Поэтому на фронт, куда новый военный министр отправился, дабы самому ознакомиться с нуждами войск, он должен был ехать отнюдь не в хорошем расположении духа; на фронте же его настроение, судя по всему, еще ухудшилось. Разговаривая с Гайдой, который к тому времени возглавил Екатеринбургскую (или Северо-Уральскую) группу войск, Колчак не стал скрывать своих подозрений, «что состоявшееся между Директорией и Омским правительством соглашение непрочно и столкновение неизбежно». В свою очередь, Гайда, по воспоминаниям Александра Васильевича, «высказывал мнение о необходимости диктатуры и говорил, что Директория нежизнеспособна»; подобной точки зрения придерживался и командующий 1-м Средне-Сибирским корпусом генерал А.Н.Пепеляев (брат сибирского политика). После этого совсем не удивителен вывод Колчака: «Я вынес впечатление, что армия не на стороне, а против Директории».
Сегодня эти беседы подаются как прокладывание адмиралом пути к военному перевороту и собственной диктатуре. Однако нет указаний, что в разговорах о единоличной власти шла речь о кандидатуре Колчака, а его довольно поверхностное знакомство с Гайдой или Пепеляевым не допускает мысли о «понимании с полуслова», «чтении между строк» и проч., что было бы возможно для безусловно доверяющих друг другу людей. Какие же выводы сделал Александр Васильевич из слов фронтовых начальников о грядущей и необходимой диктатуре?

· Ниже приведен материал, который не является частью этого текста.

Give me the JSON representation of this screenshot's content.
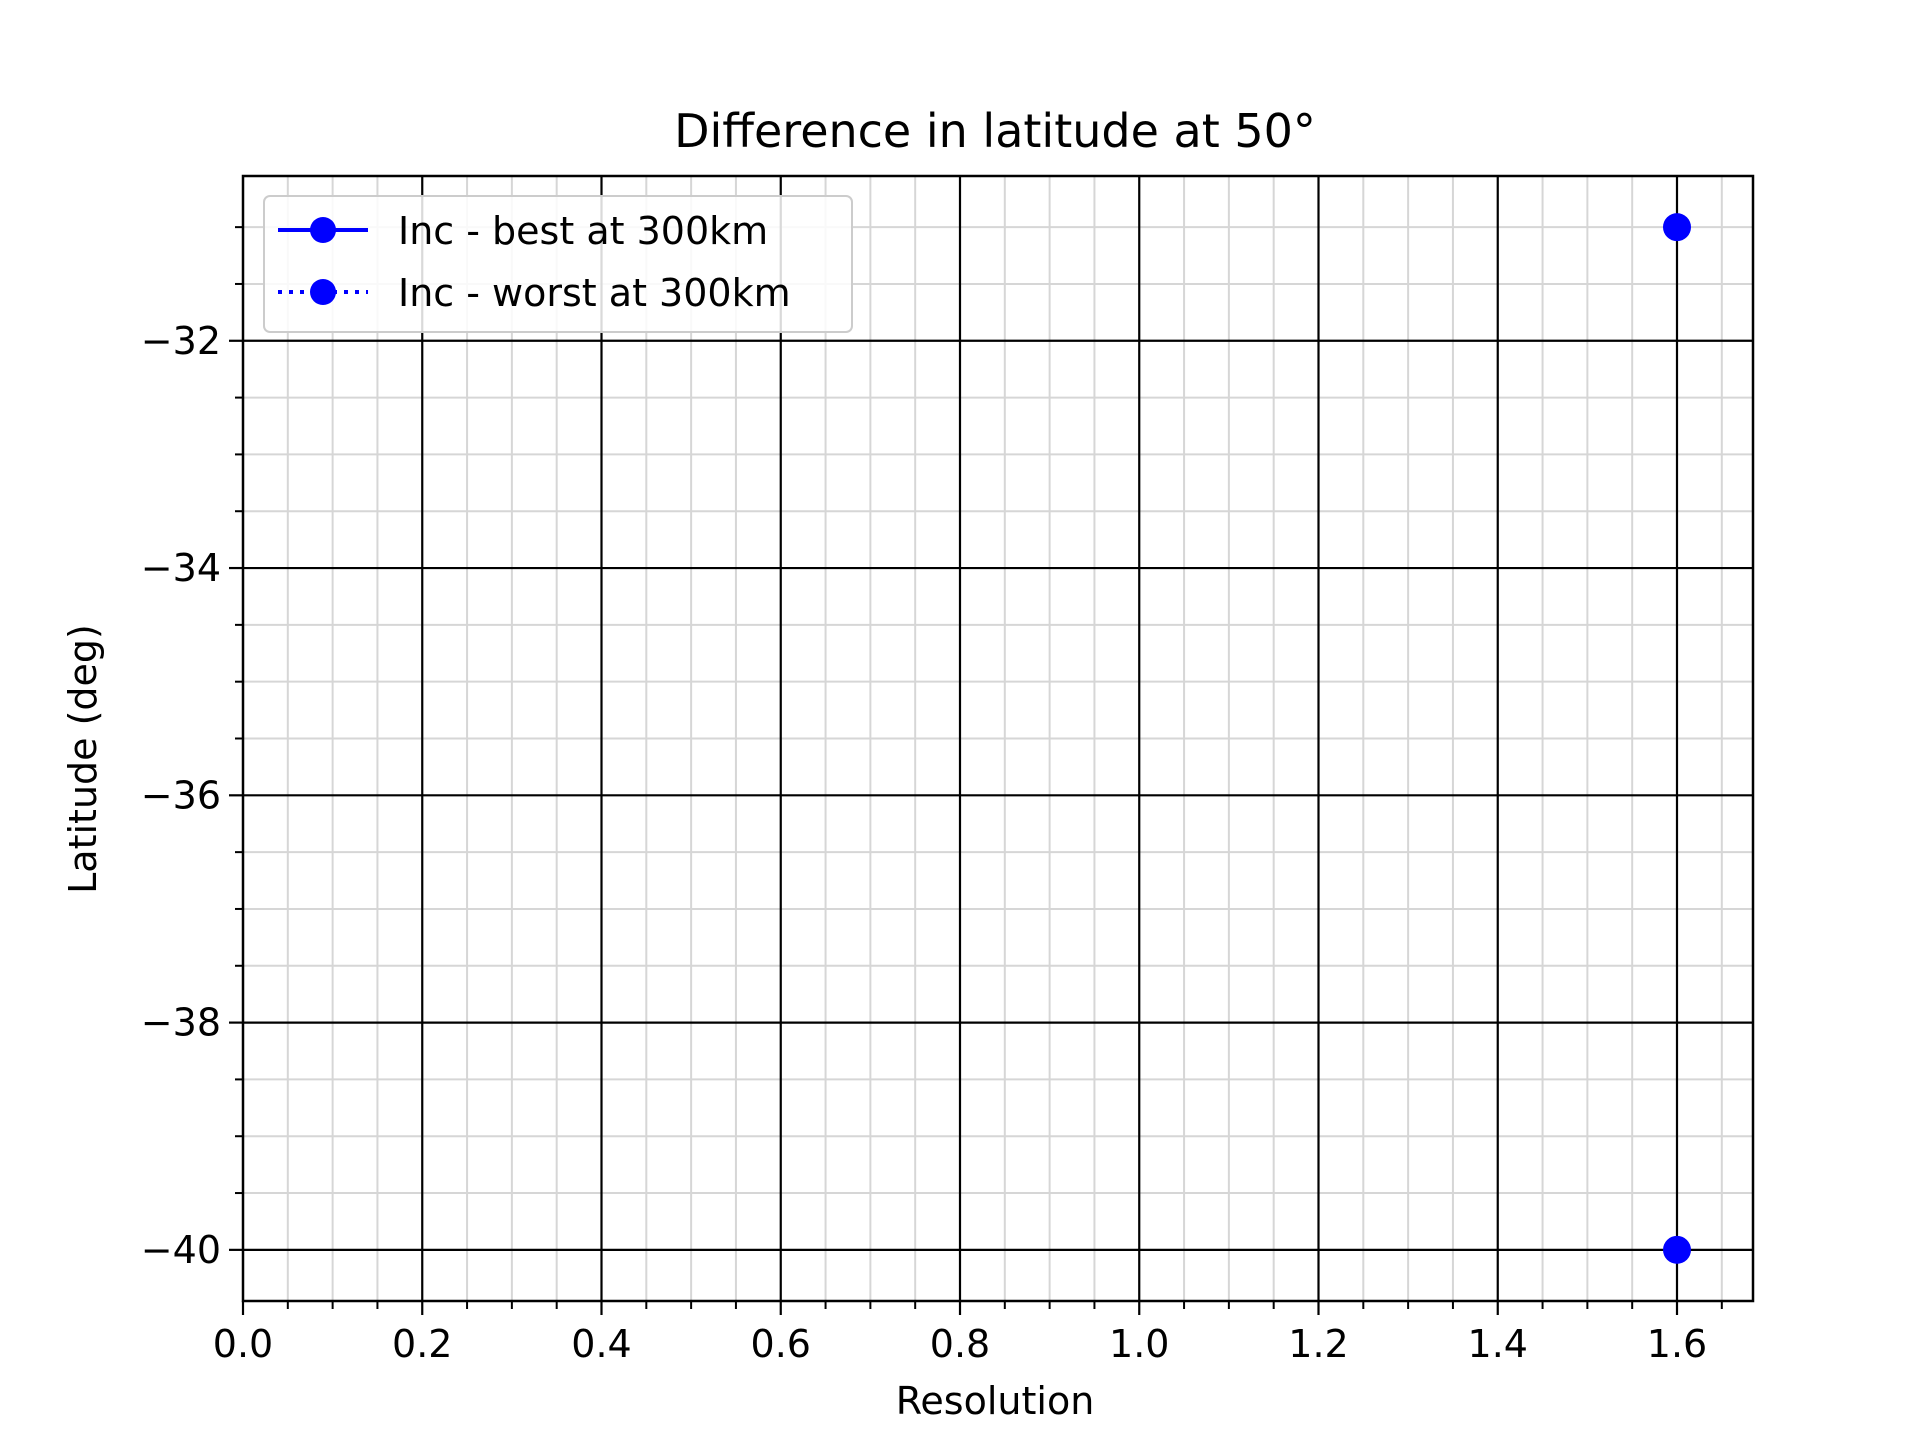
{
  "chart_data": {
    "type": "scatter",
    "title": "Difference in latitude at 50°",
    "xlabel": "Resolution",
    "ylabel": "Latitude (deg)",
    "xlim": [
      0.0,
      1.6848
    ],
    "ylim": [
      -40.45,
      -30.55
    ],
    "xticks": [
      0.0,
      0.2,
      0.4,
      0.6,
      0.8,
      1.0,
      1.2,
      1.4,
      1.6
    ],
    "xtick_labels": [
      "0.0",
      "0.2",
      "0.4",
      "0.6",
      "0.8",
      "1.0",
      "1.2",
      "1.4",
      "1.6"
    ],
    "yticks": [
      -32,
      -34,
      -36,
      -38,
      -40
    ],
    "ytick_labels": [
      "−32",
      "−34",
      "−36",
      "−38",
      "−40"
    ],
    "x_minor_step": 0.05,
    "y_minor_step": 0.5,
    "grid": true,
    "legend_position": "upper-left",
    "series": [
      {
        "name": "Inc - best at 300km",
        "color": "#0000ff",
        "line_style": "solid",
        "marker": "circle",
        "x": [
          1.6
        ],
        "y": [
          -31.0
        ]
      },
      {
        "name": "Inc - worst at 300km",
        "color": "#0000ff",
        "line_style": "dotted",
        "marker": "circle",
        "x": [
          1.6
        ],
        "y": [
          -40.0
        ]
      }
    ]
  }
}
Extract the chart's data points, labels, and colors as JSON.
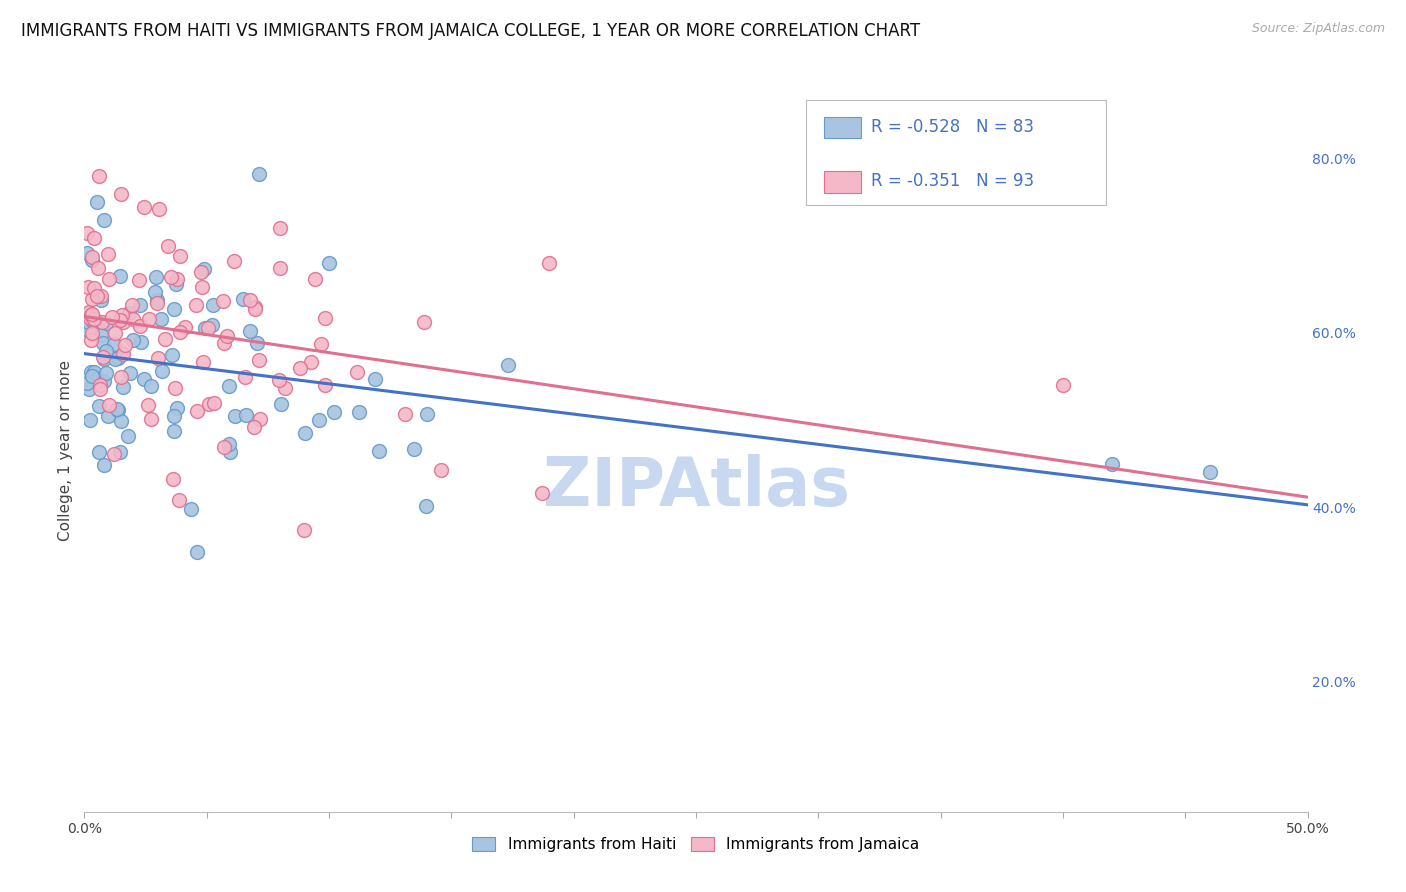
{
  "title": "IMMIGRANTS FROM HAITI VS IMMIGRANTS FROM JAMAICA COLLEGE, 1 YEAR OR MORE CORRELATION CHART",
  "source": "Source: ZipAtlas.com",
  "ylabel": "College, 1 year or more",
  "ylabel_right_ticks": [
    "20.0%",
    "40.0%",
    "60.0%",
    "80.0%"
  ],
  "ylabel_right_vals": [
    0.2,
    0.4,
    0.6,
    0.8
  ],
  "xlim": [
    0.0,
    0.5
  ],
  "ylim": [
    0.05,
    0.88
  ],
  "haiti_color": "#a8c4e0",
  "haiti_edge_color": "#6699cc",
  "jamaica_color": "#f4b8c8",
  "jamaica_edge_color": "#e07090",
  "haiti_line_color": "#4472c4",
  "jamaica_line_color": "#e07090",
  "haiti_R": -0.528,
  "haiti_N": 83,
  "jamaica_R": -0.351,
  "jamaica_N": 93,
  "legend_text_color": "#4472c4",
  "watermark": "ZIPAtlas",
  "watermark_color": "#c8d8f0",
  "background_color": "#ffffff",
  "grid_color": "#d0d8e8",
  "title_fontsize": 12,
  "axis_label_fontsize": 11,
  "tick_fontsize": 10,
  "legend_fontsize": 12
}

Намеки на ответ, кажется, дают две телеграммы военного министра, отправленные Верховному Главнокомандующему из Екатеринбурга. «… Необходимо успокоить фронт пресечением раздоров тыла, – требует Колчак 12 ноября, – для чего считаю неотложным отстранение генерала Белова и прекращение интриг генерала Иванова-Ринова». 14 ноября новая телеграмма звучит еще более категорично: «Получив сведения, что генерал Белов пытается противиться отстранению его от должности и готовится [его] отъезд из Омска для продолжения интриг, считаю решительно необходимым и настаиваю в этом случае [на] аресте генерала Белова с препровождением его [в] Екатеринбург, а также [на] отстранении [от] должности генерала Иванова, чтобы разом порвать со всеми интригами, гибельно отражающимися на фронте» [65]. В обвинениях, будто генерал П.А.Белов (начальник штаба Сибирской армии и временно командующий ею – Иванов-Ринов был в отъезде) задерживает пополнения для войск Гайды, Александр Васильевич, очевидно, идет за беспокойным чешским генералом; возможно, Белов так и не узнал о мнении военного министра, поскольку в рапорте Болдыреву от 13 ноября, настаивая на расследовании своей деятельности, генерал возмущенно требовал «по установлении… неосновательности обвинения» о «привлечении Генерал-Майора Гайда к законной ответственности за клевету», ни словом не упоминая Колчака. Дело, впрочем, совсем не в этом…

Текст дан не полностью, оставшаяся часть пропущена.